A new start after 60: ‘I decided to transition at 68’
Sometimes one kind of pain can bring to light another. Stuck in hospital for a month, Petra Wenham resolved to confront an unease she had carried throughout her whole life. She was 68 and had lost 30kg as a result of severe colitis. “My family were very worried. I was evaluating my life.”
Between morphine injections, Wenham, a retired cybersecurity consultant, had time to wander online, where she found a blog whose author had decided to transition after treading on a shard of glass. Something about the way the pain, vulnerability and sense of mortality galvanised the blogger spoke to Wenham.
If the internet had been there when I was in my late teens, early 20s, would I have transitioned then?
“I realised that your past … you look at it and realise all of the pain. You’ve had all this pain and you really need to do something about it and at least get a bit more out of life,” she says.
In 2015, Wenham was discharged to await bowel surgery. “I came out and my first thing to do was to sit down with my wife, Loraine. She knew that I did cross-dressing from before we were married. At the time we put it down to transvestite traits. We had no other knowledge. That odd bit of cross-dressing brings sufficient mental relief that you can carry on. But in the end it doesn’t. You have to do something about it. I said to Loraine, ‘Look, I believe I’m transgender. This is what it means.’”

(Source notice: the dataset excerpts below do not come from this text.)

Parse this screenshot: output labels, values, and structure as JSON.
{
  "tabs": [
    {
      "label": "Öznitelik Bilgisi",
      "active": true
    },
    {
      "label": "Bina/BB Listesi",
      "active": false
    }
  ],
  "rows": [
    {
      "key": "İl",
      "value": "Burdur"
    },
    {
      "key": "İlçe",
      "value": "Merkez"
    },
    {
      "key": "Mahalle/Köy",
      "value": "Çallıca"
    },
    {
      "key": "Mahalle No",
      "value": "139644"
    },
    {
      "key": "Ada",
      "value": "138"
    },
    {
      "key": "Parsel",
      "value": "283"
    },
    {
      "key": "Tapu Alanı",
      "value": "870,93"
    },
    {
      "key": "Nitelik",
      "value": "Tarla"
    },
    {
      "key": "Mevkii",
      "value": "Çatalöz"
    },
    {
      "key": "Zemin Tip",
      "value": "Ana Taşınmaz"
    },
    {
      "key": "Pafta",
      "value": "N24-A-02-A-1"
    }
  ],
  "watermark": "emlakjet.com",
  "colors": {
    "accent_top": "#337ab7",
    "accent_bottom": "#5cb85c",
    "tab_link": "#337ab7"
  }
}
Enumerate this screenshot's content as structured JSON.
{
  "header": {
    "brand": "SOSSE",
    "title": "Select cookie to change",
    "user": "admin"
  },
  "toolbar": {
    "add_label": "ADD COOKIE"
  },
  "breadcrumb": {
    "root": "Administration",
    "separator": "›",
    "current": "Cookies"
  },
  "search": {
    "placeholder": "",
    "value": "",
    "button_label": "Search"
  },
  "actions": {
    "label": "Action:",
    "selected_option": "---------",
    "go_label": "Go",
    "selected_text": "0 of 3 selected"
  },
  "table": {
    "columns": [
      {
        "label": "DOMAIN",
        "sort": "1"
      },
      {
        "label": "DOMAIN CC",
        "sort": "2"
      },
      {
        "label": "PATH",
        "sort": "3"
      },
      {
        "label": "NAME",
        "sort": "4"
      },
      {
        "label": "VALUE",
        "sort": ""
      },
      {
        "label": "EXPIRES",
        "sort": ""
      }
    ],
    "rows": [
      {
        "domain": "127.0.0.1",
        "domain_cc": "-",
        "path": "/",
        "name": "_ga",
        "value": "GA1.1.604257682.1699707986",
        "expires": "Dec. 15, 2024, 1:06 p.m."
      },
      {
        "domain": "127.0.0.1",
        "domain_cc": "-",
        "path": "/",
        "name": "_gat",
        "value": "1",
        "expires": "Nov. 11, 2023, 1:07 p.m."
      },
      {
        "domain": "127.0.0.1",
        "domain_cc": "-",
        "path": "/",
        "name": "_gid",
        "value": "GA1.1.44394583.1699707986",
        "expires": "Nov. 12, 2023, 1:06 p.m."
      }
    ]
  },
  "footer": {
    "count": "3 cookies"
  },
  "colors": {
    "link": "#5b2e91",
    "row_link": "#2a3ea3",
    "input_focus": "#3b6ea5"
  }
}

Wenham believes Loraine probably understood the truth before Wenham herself did. This year they celebrated their 48th wedding anniversary, having married six months after their first date (a dinner at the Institution of Electrical Engineers). Wenham was only a little nervous proposing. “We were soulmates.” And now? “The personality of the person doesn’t change,” Wenham says. “I subscribe to the view that all of us love and love knows no gender or sex.”
Together they joined a local support group. By the time Wenham referred herself to the London transgender clinic in October 2017, she was already living as a woman, though not fully out to all family and friends. Her children – two sons in their 40s – and grandchildren, still call her Dad and Grandad. “There is no point in confusing the kids. It might confuse the world, but that’s fine,” Wenham says.
As a child, Wenham was shy. “You become a loner. As you go through school the society norm for gender starts kicking in and the girls start moving away from you because you are seen as a boy. Nevertheless, you are not part of the boy set.”
Now Wenham has found her voice. In July, she was the first transgender woman to grace the cover of WI Life, the Women’s Institute magazine (as a member of the Cake and Revolution group in Suffolk). She has delivered many talks to other WI groups and local organisations, including NHS trusts, on her experience as a trans woman, and joined Pride marches.
“I don’t particularly feel like an activist, although I’ve sort of fallen into that role,” she says. “What I’m doing is trying to educate. I want to help people to get a better understanding of the transgender condition.”
Does she ever regret how long it took her to transition? “If the internet had been there when I was in my late teens, early 20s, would I have done it? The chances are yes, I probably would. But then again, I would have missed out on Loraine, the family, the grandchildren. It’s a difficult call.”
Wenham never did need that bowel surgery. After she took probiotics, the colitis began to vanish. She and Loraine believe she was suffering from stress caused by decades of unacknowledged pain. “Because they never found a cause for my colitis. They were looking for some sort of infection. There wasn’t one.”
Now, more than ever, she says, “I’m very, very comfortable in my skin.”